Fussy,
I'm probably the last person here who can give you advice about this. I don't have children and have never been married. However, I do have family members with this type of "get over it" attitude. So, I'm willing to try to help.
First of all, your son is 14-you're right, that's bad enough, LOL. But, he is obviously getting this attitude from his father (in my opinion). I don't know what your relationship is like with your ex, but if it's strained, I'm sure this negative attitude isn't just about the fibro.
I grew up with a father who convinced me that I should never show any emotion-crying was not an option-and when I was sick, I needed to just "suck it up." This made me very resentful and our relationship was strained for years.
Is there anyone in your family (besides his dad), that can sit him down and explain things to him? Obviously, he doesn't understand what fibro can do to you, and the horrible pain and frustration you go through on a daily basis.
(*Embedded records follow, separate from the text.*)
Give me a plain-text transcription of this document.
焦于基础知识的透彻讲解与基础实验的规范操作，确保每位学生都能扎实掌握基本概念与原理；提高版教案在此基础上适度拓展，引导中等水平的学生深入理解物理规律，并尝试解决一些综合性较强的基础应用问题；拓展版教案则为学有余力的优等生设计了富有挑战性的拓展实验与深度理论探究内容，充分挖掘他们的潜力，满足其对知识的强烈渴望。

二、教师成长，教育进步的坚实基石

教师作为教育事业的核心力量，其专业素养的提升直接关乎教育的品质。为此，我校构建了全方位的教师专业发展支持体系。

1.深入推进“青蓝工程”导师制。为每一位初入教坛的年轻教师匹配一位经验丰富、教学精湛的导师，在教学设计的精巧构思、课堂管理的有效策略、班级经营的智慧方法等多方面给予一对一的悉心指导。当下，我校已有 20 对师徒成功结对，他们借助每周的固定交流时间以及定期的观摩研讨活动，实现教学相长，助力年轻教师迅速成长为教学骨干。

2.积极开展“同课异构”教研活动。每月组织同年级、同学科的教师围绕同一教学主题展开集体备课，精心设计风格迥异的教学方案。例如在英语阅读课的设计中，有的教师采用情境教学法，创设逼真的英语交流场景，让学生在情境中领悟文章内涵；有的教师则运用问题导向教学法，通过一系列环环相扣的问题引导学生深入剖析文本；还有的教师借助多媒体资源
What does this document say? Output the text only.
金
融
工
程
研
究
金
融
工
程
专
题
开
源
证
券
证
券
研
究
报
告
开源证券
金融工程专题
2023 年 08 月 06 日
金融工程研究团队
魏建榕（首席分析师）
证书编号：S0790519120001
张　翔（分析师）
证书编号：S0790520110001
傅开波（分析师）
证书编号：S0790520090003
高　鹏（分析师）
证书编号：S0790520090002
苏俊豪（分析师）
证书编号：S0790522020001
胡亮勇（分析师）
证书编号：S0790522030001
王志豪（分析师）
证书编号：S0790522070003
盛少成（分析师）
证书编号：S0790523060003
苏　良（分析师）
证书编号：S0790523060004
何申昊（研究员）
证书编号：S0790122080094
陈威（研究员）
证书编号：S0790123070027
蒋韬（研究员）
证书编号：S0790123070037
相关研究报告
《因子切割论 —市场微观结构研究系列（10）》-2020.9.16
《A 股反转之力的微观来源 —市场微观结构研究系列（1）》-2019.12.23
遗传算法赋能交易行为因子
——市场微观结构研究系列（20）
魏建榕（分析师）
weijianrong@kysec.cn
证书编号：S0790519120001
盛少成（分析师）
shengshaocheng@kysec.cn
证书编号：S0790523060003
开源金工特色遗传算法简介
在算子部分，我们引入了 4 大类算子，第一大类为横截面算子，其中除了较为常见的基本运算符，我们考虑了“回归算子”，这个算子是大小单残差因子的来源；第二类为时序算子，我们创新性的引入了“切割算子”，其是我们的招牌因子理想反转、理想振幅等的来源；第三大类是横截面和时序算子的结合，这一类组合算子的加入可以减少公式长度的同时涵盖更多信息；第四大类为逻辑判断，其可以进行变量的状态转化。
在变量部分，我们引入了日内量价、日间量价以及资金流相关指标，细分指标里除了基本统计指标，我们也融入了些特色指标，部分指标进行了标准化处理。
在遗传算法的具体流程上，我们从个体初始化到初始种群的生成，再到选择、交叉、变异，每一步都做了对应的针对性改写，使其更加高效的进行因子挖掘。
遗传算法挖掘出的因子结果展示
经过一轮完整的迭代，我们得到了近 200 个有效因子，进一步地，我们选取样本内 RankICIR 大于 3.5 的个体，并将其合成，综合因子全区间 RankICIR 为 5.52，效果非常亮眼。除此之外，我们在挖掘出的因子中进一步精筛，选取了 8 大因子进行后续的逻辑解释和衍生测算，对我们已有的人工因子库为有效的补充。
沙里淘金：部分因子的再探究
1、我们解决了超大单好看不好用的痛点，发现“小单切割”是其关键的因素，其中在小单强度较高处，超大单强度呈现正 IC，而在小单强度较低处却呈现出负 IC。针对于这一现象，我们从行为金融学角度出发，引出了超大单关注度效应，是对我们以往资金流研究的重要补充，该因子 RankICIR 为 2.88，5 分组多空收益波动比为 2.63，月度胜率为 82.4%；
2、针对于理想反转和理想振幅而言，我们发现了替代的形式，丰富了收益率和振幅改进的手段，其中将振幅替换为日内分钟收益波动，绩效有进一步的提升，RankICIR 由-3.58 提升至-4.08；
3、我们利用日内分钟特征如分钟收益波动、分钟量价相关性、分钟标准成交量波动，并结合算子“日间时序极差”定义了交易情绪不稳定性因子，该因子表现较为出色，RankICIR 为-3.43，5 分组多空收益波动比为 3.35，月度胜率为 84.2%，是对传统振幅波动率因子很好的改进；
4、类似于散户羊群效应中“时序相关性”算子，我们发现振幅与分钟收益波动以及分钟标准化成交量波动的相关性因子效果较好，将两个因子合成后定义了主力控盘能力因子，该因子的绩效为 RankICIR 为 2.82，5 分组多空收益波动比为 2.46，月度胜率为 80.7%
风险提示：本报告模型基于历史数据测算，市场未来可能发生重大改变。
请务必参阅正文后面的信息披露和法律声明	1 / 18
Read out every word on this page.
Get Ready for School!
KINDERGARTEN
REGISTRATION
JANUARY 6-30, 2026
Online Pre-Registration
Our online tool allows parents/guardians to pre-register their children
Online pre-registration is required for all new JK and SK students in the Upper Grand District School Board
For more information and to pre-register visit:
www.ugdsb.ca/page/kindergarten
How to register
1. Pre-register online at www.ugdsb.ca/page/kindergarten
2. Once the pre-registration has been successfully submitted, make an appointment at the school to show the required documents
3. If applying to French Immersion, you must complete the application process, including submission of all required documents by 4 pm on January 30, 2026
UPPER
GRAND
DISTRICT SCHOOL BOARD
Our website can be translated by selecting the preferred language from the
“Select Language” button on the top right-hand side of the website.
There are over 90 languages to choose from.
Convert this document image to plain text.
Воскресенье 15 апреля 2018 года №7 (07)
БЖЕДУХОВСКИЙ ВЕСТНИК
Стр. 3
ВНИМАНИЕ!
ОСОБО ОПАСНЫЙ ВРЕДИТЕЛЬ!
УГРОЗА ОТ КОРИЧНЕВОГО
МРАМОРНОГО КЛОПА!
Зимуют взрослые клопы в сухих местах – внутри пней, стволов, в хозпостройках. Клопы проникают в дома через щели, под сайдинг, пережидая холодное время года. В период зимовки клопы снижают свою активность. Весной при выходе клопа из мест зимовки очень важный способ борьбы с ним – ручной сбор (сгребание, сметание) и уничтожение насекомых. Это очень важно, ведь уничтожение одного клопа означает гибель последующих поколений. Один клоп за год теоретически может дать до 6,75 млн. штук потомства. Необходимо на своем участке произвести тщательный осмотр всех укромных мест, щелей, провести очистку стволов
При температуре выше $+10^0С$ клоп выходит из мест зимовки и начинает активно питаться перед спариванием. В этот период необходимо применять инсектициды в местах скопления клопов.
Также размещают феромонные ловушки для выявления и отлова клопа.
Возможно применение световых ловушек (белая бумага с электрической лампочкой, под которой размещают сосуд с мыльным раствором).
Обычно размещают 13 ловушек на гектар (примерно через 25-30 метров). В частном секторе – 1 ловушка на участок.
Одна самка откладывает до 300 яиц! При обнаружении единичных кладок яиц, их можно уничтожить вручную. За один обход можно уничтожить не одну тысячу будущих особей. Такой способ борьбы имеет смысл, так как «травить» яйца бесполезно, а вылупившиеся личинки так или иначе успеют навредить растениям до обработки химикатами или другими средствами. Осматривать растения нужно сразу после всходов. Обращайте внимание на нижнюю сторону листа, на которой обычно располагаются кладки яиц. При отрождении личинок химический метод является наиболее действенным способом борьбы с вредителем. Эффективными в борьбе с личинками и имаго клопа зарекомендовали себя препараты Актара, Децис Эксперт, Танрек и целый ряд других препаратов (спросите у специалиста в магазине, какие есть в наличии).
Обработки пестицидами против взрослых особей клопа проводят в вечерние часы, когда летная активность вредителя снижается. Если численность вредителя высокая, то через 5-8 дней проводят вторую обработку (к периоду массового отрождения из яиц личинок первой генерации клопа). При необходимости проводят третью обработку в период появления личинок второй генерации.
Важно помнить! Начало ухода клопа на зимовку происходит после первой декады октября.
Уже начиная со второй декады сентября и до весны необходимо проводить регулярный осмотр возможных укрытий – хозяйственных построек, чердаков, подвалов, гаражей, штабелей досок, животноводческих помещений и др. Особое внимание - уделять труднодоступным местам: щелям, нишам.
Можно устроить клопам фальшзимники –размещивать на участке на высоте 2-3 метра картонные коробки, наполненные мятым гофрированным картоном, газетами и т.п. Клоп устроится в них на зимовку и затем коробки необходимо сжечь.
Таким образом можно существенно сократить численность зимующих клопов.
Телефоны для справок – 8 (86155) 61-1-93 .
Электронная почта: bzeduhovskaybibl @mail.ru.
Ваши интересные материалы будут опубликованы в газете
Also, he may be in denial, or just going through his own growing pains of being a 14 year old boy. What I mean is, he may have his own issues to deal with. Again, I don't know all the details about your relationship with your ex, but it sounds like no one is on the same page. It also sounds like your son is resentful towards you about something. Would it be possible to talk to your ex and explain to him how your son is acting?
Anyway, I really don't feel like I've given you any advice, but I hope that something I said has helped. If anything, you can always come here and vent, and maybe those with children have some better suggestions. I really do wish you well.